O magistrado concedeu parcialmente o pedido de Maysa e reconheceu irregularidades na condução anterior do procedimento. Foram anulados a reunião e o parecer de 25 de junho, além dos atos posteriores dependentes dessa decisão, incluindo o despacho de instrução e as oitivas realizadas nos dias 6 e 7 de julho.
Por outro lado, a Justiça negou o pedido para encerrar definitivamente o processo e arquivar a denúncia. Com isso, a Comissão está autorizada a retomar o procedimento a partir da análise da defesa prévia da prefeita.

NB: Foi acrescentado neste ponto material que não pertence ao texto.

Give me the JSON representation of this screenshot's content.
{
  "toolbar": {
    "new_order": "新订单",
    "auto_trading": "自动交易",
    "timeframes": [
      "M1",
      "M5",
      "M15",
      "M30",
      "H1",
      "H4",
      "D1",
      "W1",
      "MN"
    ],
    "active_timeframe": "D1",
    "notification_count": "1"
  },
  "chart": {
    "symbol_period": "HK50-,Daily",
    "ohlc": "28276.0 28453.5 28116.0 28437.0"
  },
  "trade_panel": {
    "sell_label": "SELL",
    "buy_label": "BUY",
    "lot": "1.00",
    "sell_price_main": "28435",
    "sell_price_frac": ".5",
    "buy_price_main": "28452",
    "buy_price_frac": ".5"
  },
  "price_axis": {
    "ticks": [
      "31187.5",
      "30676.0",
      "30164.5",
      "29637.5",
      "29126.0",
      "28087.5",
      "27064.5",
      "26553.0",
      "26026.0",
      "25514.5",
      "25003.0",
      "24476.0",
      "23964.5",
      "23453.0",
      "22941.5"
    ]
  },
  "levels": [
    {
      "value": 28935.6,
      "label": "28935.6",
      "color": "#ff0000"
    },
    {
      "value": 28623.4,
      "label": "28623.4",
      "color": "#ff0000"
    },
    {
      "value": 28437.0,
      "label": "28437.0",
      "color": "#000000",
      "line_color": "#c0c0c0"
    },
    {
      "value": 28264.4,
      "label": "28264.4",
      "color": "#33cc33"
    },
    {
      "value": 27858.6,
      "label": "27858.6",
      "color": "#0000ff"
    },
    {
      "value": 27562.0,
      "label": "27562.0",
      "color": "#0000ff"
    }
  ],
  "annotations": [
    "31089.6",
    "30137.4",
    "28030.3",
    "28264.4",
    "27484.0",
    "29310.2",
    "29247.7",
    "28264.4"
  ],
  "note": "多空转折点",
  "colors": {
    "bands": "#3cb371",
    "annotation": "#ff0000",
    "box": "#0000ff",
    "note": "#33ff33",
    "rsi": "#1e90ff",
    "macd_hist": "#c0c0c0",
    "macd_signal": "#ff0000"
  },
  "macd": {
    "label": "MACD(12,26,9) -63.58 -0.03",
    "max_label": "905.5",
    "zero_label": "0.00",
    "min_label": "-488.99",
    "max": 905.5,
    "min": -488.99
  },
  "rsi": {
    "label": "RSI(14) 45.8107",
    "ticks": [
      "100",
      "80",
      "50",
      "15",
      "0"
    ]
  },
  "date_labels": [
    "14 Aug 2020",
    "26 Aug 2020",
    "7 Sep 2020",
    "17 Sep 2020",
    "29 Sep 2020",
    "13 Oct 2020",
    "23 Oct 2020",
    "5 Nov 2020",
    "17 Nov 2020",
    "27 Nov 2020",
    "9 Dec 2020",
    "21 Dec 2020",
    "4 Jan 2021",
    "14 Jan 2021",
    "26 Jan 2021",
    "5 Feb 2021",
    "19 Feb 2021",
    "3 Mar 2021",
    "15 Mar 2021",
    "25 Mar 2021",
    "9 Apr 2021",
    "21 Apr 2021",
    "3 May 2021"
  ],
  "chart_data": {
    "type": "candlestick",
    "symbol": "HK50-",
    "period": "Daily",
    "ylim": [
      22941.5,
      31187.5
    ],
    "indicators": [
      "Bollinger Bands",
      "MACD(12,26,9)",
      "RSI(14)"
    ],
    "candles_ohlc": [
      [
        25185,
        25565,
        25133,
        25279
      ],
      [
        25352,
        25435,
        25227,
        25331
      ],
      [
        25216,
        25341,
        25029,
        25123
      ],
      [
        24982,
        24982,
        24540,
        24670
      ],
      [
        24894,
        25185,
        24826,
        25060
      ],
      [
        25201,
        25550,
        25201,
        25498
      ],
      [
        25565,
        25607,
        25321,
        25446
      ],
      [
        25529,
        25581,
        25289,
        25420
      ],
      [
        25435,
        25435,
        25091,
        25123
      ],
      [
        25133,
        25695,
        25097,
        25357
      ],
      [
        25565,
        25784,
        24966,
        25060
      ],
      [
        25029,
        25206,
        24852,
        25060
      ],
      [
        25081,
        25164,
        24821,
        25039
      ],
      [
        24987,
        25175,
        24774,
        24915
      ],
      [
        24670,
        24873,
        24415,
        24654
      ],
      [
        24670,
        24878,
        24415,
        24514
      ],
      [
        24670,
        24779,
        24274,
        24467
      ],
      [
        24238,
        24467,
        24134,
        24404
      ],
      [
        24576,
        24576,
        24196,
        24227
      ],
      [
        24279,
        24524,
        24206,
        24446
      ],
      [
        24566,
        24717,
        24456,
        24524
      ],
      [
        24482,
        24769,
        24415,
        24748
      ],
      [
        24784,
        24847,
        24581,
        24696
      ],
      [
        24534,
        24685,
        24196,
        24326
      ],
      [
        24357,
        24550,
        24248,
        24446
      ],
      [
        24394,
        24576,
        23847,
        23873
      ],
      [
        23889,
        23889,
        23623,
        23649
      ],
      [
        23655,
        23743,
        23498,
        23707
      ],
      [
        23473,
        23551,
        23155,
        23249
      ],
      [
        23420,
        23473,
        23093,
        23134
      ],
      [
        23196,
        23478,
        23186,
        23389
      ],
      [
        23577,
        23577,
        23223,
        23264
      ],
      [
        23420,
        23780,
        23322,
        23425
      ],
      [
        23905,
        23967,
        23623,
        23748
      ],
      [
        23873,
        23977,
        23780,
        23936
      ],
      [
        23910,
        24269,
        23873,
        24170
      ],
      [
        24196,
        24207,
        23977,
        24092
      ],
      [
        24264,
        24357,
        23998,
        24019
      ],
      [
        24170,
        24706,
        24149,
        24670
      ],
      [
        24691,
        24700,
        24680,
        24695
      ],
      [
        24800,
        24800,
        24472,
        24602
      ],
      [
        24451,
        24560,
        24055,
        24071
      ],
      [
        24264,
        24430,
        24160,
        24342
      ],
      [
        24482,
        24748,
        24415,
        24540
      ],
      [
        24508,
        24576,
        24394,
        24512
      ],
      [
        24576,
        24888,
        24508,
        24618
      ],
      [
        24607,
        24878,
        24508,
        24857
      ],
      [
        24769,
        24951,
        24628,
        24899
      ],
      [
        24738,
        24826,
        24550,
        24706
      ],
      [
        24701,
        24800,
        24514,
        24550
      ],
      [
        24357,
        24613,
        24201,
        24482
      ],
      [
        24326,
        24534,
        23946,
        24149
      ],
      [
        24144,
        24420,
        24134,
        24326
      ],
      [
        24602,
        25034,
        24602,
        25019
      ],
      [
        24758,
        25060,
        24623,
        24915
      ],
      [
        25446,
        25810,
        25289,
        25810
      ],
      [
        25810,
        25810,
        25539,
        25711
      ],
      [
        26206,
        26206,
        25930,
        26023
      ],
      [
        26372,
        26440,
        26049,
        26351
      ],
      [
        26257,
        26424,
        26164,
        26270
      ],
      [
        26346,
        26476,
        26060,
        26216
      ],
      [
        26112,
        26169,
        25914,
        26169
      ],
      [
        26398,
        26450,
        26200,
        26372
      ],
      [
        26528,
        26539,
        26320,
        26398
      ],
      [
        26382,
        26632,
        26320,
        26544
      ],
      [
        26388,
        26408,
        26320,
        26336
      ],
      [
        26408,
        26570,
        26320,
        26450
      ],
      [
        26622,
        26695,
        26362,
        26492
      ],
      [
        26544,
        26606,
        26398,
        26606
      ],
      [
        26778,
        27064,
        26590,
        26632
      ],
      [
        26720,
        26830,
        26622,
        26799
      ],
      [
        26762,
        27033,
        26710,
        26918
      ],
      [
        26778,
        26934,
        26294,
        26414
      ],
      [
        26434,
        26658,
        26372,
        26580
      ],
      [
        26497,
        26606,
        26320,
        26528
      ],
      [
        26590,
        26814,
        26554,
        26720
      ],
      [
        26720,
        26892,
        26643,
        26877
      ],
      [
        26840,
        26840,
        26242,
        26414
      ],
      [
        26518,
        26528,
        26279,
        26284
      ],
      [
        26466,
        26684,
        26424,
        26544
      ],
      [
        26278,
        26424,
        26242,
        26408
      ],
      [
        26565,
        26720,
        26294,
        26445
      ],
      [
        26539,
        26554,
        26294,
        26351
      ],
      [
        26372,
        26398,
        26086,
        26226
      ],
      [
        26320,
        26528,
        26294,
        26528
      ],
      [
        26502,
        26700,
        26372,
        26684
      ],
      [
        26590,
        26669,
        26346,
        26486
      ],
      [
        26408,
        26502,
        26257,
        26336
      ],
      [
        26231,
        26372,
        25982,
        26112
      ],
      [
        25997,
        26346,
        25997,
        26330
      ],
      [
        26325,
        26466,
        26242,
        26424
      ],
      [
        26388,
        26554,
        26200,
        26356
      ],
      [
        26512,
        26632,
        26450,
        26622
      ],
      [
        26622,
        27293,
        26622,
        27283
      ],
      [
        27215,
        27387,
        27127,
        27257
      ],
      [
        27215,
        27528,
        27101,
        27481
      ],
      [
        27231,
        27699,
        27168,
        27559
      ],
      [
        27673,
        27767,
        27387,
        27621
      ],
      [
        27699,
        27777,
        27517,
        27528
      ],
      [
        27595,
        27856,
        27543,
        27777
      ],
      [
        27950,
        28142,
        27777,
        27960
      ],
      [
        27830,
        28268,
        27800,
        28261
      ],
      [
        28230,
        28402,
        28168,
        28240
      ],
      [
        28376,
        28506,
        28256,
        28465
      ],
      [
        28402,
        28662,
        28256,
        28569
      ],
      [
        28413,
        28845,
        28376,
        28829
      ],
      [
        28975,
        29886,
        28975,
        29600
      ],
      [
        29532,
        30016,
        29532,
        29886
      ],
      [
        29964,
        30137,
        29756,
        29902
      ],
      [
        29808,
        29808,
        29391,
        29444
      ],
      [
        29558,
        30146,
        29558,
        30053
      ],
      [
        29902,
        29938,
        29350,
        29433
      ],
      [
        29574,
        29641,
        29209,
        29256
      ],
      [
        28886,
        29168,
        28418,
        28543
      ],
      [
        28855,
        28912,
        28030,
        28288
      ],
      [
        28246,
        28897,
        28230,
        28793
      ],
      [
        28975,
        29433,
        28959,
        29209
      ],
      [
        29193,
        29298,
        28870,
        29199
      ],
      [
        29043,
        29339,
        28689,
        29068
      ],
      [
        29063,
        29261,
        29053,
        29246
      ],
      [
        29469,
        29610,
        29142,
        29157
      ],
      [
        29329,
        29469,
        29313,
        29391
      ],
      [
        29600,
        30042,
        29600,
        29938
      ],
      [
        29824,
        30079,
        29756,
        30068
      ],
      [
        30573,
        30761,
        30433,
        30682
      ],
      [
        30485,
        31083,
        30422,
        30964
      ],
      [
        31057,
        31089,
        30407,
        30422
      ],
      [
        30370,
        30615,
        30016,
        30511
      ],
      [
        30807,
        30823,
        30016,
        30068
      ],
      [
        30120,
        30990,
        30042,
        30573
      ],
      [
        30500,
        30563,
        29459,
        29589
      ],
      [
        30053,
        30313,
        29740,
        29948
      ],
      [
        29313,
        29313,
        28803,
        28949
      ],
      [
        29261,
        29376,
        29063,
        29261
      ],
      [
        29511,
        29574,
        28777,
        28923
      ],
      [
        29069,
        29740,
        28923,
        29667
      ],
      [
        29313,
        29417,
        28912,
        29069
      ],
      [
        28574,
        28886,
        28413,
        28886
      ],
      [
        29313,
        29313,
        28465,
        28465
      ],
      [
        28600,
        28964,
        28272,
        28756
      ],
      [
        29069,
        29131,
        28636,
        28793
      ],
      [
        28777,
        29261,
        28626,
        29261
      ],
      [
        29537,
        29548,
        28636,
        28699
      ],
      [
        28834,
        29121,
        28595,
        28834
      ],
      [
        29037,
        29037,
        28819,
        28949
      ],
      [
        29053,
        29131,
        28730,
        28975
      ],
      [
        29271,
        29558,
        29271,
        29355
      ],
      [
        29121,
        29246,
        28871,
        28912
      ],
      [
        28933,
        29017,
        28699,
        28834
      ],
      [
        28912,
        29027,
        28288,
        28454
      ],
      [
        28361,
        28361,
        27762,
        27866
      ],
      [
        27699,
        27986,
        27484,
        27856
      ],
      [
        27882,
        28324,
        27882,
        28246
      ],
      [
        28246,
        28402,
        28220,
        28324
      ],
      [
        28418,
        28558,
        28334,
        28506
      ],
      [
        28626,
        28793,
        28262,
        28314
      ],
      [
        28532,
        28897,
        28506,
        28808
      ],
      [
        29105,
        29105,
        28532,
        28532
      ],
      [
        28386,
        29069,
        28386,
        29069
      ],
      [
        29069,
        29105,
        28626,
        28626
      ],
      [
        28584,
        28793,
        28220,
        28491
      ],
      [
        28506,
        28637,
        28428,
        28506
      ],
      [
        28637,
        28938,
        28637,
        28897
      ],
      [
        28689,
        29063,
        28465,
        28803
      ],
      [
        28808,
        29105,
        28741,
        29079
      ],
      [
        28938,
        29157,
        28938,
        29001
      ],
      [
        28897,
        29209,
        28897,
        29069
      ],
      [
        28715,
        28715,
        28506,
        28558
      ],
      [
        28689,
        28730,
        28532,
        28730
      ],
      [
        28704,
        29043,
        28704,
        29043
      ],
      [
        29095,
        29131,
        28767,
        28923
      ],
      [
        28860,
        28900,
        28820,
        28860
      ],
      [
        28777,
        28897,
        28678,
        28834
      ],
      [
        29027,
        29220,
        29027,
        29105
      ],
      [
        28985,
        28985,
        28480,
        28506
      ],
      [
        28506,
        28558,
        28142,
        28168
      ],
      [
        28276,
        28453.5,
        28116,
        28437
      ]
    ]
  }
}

Na retomada, a Câmara deverá garantir acesso integral aos autos, intimar Maysa ou sua advogada com antecedência mínima de 24 horas e individualizar quais fatos continuarão sendo investigados e seu respectivo enquadramento legal. A advogada constituída pela prefeita deverá ser reconhecida como sua defensora, sem atuação paralela de defensor dativo. A própria Comissão também deverá providenciar a intimação das testemunhas apresentadas pela defesa.
Outro ponto importante é o prazo: os 90 dias previstos para conclusão do processo não foram reiniciados. O período ficou suspenso enquanto vigorou a liminar e voltará a correr de onde havia parado.
Assim, a CPI volta à pauta política de Iporá, agora sob novas regras determinadas pela Justiça.